Metric	A) 1BV PARAVIRT	B) 1BV SR-IOV	C) 3BV PARAVIRT	D) 3BV SR-IOV
READ BW (MiB/s)	770	714	1055	1025
READ IOPS (k)	98.6	91.4	135	131
WRITE BW (MiB/s)	501	464	675	656
WRITE IOPS (k)	53.9	49.9	73.5	71.4
Latency READ avg (µs)	1072.5	1164.0	779.4	803.1
Latency READ p99 (µs)	1926	2245	1532	2024
Latency READ p99.9(µs)	2671	2704	2376	6259
Latency WRITE avg (µs)	1201.4	1298.8	886.5	912.1
Latency WRITE p99 (µs)	3294	3458	2507	3097
Latency WRITE p99.9(µs)	5276	5735	4146	6456
CPU usr %	1.69	1.67	3.40	3.25
CPU sys %	8.14	8.10	17.93	17.24
Total IO R (GiB)	226	209	309	300
Total IO W (GiB)	147	136	198	192

Even in the worst configuration (Config D) in terms of p99.9 latency, the server maintains excellent average latencies for SQL Server, so normal load will be handled without issues. Only the p99.9 peaks reach critical territory, which could cause brief slowdowns on very intensive queries or under maximum tempdb stress. Overall, the performance is solid and suitable for OLTP/OLAP production environments.

TABLE 2 – DELTA: SR-IOV vs PARAVIRTUALIZED (same number of block volumes)
Baseline = Paravirtualized
BW/IOPS: positive = better | Latency: positive = worse

Metric	1 BV SR-IOV vs 1 BV PARAVIRUALIZED	3 BV striped SR-IOV vs 3 BV striped PARAVIRUALIZED
READ BW	-7.3%	-2.8%
READ IOPS	-7.3%	-3.0%
WRITE BW	-7.4%	-2.8%
WRITE IOPS	-7.4%	-2.9%
Lat. READ avg	+8.5% (worse)	+3.0% (worse)
Lat. READ p99	+16.6% (worse)	+32.1% (worse)
Lat. READ p99.9	+1.2% (≈ same)	+163.4% (MUCH worse)
Lat. WRITE avg	+8.1% (worse)	+2.9% (worse)
Lat. WRITE p99	+5.0% (worse)	+23.5% (worse)
Lat. WRITE p99.9	+8.7% (worse)	+55.7% (worse)

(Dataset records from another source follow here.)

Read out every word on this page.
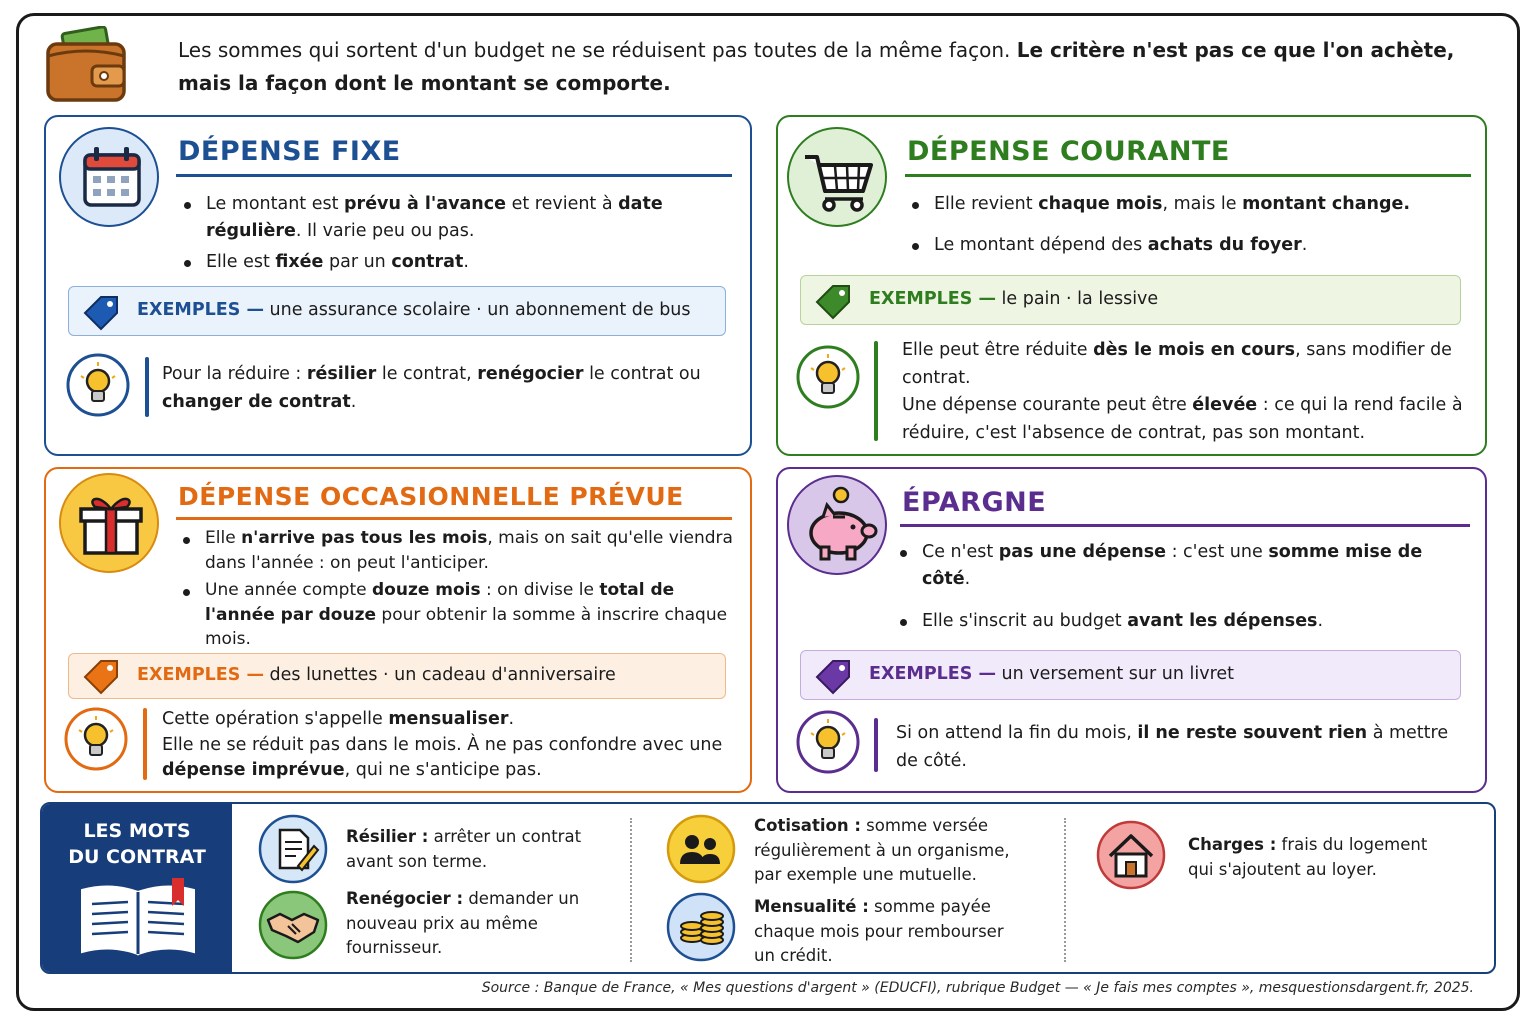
Les sommes qui sortent d'un budget ne se réduisent pas toutes de la même façon. Le critère n'est pas ce que l'on achète, mais la façon dont le montant se comporte.
DÉPENSE FIXE
Le montant est prévu à l'avance et revient à date régulière. Il varie peu ou pas.
Elle est fixée par un contrat.
EXEMPLES — une assurance scolaire · un abonnement de bus
Pour la réduire : résilier le contrat, renégocier le contrat ou changer de contrat.
DÉPENSE COURANTE
Elle revient chaque mois, mais le montant change.
Le montant dépend des achats du foyer.
EXEMPLES — le pain · la lessive
Elle peut être réduite dès le mois en cours, sans modifier de contrat.
Une dépense courante peut être élevée : ce qui la rend facile à réduire, c'est l'absence de contrat, pas son montant.
DÉPENSE OCCASIONNELLE PRÉVUE
Elle n'arrive pas tous les mois, mais on sait qu'elle viendra dans l'année : on peut l'anticiper.
Une année compte douze mois : on divise le total de l'année par douze pour obtenir la somme à inscrire chaque mois.
EXEMPLES — des lunettes · un cadeau d'anniversaire
Cette opération s'appelle mensualiser.
Elle ne se réduit pas dans le mois. À ne pas confondre avec une dépense imprévue, qui ne s'anticipe pas.
ÉPARGNE
Ce n'est pas une dépense : c'est une somme mise de côté.
Elle s'inscrit au budget avant les dépenses.
EXEMPLES — un versement sur un livret
Si on attend la fin du mois, il ne reste souvent rien à mettre de côté.
LES MOTS
DU CONTRAT
Résilier : arrêter un contrat avant son terme.
Renégocier : demander un nouveau prix au même fournisseur.
Cotisation : somme versée régulièrement à un organisme, par exemple une mutuelle.
Mensualité : somme payée chaque mois pour rembourser un crédit.
Charges : frais du logement qui s'ajoutent au loyer.
Source : Banque de France, « Mes questions d'argent » (EDUCFI), rubrique Budget — « Je fais mes comptes », mesquestionsdargent.fr, 2025.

Note: SR-IOV is ALWAYS worse than Paravirtualized across all tests.

TABLE 3 – DELTA: 3 BV STRIPED vs 1 BV (same driver)
Baseline = 1 Block Volume
BW/IOPS: positive = better | Latency: negative = better

Metric	Paravirtualized 3BV vs 1BV Paravirtualized	SR-IOV 3BV vs 1BV SR-IOV
READ BW	+37.0%	+43.6%
READ IOPS	+36.9%	+43.3%
WRITE BW	+34.7%	+41.4%
WRITE IOPS	+36.4%	+43.1%
Lat. READ avg	-27.3% (better)	-31.0% (better)
Lat. READ p99	-20.5% (better)	-9.8% (better)
Lat. READ p99.9	-11.0% (better)	+131.5% (MUCH worse)
Lat. WRITE avg	-26.2% (better)	-29.8% (better)
Lat. WRITE p99	-23.9% (better)	-10.4% (better)
Lat. WRITE p99.9	-21.4% (better)	+12.6% (worse)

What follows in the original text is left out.